Sunday, June 16, 2013

Farewell Summer

Farewell Summer... not the best live version of Faith (see: Wembley '89), but goddamn! if it isn't heartbreaking listening to Robert share a short snippet of Ray Bradbury's short story 'Farewell Summer'. It always hits me right in the heart to hear that man cry...

"...past the blue market brass band down near the end of the pier.
onto the ship and it had no name.
he said: "Did anyone see it's got no name?"
and I go: "It's your ship, you go on first and name it."
And he walked on and suddlenly the gangplank was pulled away
and all his friends and family were left there.
and he knew the name of the ship, it was called 'Farewell Summer'.

When he woke up, he walked up to his grandfather and said:
"When you die, is it like being on a ship that pulls away
from everything you love and it's called 'Farewell Summer'?"
and his grandfather didn't say anything..."

Tuesday, May 28, 2013

blah blah blah

I'm probably going to delete this thing and make a travel blog for my upcoming journey in Europe for a year starting at the end of August 2013. Provided my working holiday visa gets approved and all... Until then, a song that is so random that, after the video for it was removed from youtube, I was going to buy an .mp3 for the first time in my life before discovering that it's only available in the US! What the hell kind of marketing is that?! Anyway, Grooveshark to the rescue.

A Statue On Easter Island by Vitesse on Grooveshark

Thursday, August 2, 2012

See you on a dark night

Life sure can be funny sometimes. Highest highs and lowest lows. It gets hard to take sometimes. I need to get my next Cure tattoo soon; use all this elation and sorrow and frustration for something indelible.

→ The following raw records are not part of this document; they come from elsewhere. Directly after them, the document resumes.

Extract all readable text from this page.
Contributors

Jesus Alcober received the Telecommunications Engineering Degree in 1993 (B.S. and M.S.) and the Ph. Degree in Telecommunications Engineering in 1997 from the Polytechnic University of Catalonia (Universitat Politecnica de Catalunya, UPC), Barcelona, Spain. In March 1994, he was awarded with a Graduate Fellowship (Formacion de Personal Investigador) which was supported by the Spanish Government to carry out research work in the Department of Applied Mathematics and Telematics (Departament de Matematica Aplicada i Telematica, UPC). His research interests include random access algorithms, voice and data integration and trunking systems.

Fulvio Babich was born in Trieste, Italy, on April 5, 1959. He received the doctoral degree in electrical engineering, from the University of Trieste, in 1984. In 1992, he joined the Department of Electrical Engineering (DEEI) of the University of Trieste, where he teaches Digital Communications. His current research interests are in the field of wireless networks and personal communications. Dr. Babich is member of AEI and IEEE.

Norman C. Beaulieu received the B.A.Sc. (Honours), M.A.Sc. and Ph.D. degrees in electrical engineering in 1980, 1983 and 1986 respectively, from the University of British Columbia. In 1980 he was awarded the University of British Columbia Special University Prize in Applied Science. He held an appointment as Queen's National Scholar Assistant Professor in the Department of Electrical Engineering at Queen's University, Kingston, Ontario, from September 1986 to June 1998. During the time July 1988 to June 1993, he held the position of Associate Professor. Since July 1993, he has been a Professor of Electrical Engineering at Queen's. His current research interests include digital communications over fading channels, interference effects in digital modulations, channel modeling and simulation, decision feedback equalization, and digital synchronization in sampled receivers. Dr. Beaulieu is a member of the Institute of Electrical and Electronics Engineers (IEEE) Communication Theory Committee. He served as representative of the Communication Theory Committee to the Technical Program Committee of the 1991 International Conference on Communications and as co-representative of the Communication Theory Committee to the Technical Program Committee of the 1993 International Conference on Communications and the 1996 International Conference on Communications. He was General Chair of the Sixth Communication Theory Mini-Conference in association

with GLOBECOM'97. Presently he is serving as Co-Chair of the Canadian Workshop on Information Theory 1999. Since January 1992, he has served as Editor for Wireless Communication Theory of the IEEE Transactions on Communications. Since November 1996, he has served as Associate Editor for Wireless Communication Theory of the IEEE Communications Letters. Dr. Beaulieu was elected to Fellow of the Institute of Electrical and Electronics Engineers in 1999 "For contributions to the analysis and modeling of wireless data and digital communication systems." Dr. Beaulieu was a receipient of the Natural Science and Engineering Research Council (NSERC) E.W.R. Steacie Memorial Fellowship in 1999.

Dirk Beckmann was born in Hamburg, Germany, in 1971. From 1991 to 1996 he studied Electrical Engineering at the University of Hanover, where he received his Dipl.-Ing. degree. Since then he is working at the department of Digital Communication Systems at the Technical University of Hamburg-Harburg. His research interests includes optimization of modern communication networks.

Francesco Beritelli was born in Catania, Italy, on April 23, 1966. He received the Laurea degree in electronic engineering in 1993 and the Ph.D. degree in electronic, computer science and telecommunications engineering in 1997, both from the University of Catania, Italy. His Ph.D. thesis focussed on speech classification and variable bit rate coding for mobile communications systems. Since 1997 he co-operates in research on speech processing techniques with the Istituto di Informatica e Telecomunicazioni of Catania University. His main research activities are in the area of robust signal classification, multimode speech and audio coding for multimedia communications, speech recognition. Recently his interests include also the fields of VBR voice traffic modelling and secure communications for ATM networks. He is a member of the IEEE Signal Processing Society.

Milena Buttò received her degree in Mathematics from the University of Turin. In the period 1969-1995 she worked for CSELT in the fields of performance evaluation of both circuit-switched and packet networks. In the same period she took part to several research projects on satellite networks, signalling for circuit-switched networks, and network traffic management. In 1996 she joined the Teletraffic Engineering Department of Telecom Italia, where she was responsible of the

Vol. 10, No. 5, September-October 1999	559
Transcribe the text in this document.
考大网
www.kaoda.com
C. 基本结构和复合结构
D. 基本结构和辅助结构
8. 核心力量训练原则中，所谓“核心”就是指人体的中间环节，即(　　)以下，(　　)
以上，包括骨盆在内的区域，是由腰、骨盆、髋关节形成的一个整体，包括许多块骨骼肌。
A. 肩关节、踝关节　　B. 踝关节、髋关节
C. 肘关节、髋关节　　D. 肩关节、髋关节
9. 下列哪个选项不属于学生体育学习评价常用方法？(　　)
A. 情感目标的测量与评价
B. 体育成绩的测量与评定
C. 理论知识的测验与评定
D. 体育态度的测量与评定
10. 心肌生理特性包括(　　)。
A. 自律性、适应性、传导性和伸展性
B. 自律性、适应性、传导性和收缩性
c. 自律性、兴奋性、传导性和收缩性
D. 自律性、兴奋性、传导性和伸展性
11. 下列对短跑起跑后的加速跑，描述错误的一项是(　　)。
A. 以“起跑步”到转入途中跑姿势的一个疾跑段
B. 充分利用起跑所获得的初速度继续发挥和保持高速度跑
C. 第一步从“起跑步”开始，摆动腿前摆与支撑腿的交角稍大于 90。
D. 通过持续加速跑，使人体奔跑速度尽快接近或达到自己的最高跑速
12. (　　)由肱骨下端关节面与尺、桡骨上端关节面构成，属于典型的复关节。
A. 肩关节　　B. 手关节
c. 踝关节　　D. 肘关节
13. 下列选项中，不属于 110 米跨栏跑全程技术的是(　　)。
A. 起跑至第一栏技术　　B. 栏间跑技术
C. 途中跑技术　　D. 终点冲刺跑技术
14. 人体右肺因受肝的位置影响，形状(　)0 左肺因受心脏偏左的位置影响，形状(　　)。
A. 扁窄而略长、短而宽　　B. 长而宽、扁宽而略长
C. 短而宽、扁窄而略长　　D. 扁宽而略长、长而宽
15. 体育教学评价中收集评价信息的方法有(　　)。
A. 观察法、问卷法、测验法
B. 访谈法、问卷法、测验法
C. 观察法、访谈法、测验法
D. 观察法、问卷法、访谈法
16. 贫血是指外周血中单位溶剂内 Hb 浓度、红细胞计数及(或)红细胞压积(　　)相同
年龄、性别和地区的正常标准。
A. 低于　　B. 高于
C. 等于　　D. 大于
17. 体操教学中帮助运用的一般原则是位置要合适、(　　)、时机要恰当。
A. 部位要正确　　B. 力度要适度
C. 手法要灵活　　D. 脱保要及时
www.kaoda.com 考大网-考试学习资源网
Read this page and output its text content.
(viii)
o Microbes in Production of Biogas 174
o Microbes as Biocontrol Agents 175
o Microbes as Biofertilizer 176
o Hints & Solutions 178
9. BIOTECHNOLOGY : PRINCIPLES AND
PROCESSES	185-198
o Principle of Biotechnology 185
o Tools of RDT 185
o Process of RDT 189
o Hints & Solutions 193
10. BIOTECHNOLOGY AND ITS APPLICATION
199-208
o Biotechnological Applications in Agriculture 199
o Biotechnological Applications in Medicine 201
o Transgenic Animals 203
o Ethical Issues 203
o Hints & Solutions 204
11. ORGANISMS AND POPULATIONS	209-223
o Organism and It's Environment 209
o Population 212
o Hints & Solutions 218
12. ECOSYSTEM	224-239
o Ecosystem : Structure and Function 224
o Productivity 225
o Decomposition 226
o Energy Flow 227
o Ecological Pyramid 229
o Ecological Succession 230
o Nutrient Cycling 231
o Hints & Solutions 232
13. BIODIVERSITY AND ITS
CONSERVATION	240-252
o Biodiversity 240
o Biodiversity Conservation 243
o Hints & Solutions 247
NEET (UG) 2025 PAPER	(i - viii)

In other news, Montreal-based artist Grimes wrote a song that really resonated with me. It's already my go-to 4am stumbling home drunk soundtrack. Nothing better than belting this out while trudging through the dark, empty Pointe-St-Charles streets.



Another walkabout
After dark
It's my point of view
That someone could break your neck
Coming up behind you always coming and you never have a clue
And now I look behind all the time
I will wait forever
Always looking straight
Thinking counting all the hours you wait

See you on a dark night

And now another play I would act
If you could help me out
It's hard to understand
Because when you're running by yourself
It's hard to find someone to hold your hand

And now the empathy empowers me
But I will wait forever
I need someone now
To look into my eyes and tell me
Girl you know you've got to watch your health

See you on a dark night

Monday, June 11, 2012

Probably the most beautiful love song ever...

The Cure - 2 Late (WIP Mix) - YouTube

so i'll wait for you
where i always wait
behind the signs that sell the news
i'll watch for you like yesterday
and hope for you
one day that once
spent out on me
and up 'til late
i search for you
your hat pushed straight
away from me
your measured step
heads up you win
always too late

oh if i could just once catch your eye
invisible against the words
that hold you down in solitude
and never let you go
the way that every time
my eyes just close
like lids of wooden men in file
i put you under rainy day
your hat's all off
and i'm gone away...

so i'll wait for you
where i always wait
behind the signs that sell the news
and i'll watch for you like yesterday
and hope for you
one day that once
spent out on me
and up 'til late
i search for you
your hat pushed straight
away from me
your measured step
heads up you win
always too late

Sunday, May 27, 2012

Tuesday, May 15, 2012

Shake the Disease

things aren't getting much better... my body seems to be rebelling after all these years. Can't say that I blame it...


You know how hard it is for me
To shake the disease
That takes ahold of my tongue
In situations like these...


Sunday, April 1, 2012

bite my lip and count to three...

I remember listening to this in my bedroom fifteen years ago. My second year of high school, which ended up being the most... 'formative' of life. It's fucking scary that fifteen years feel like yesterday.



p.s.: Wild Mood Swings is a great fucking album and don't let any jaded Cure fans tell you otherwise. It's what got me into The Cure way back in '96.

Sure, this isn't their best song by a mile, but who else writes lines like this?


All the tears you cry
They're not tears for me
Regrets about your life
They're not regrets for me
It never turns out how you want
Why can't you see?
It all just slips away
It always slips away...
eventually

...but there are long, long nights when I lay awake
and I think of what I've done
and how I've thrown my sweetest dreams away
and what I've really become
and however hard I try
I will always feel regret
However hard I try
I will never forget


probably one of the most bleak Cure songs ever. This coming from 20+ years of bleak material. and happy material. and everything in between. and that's what makes The Cure so special.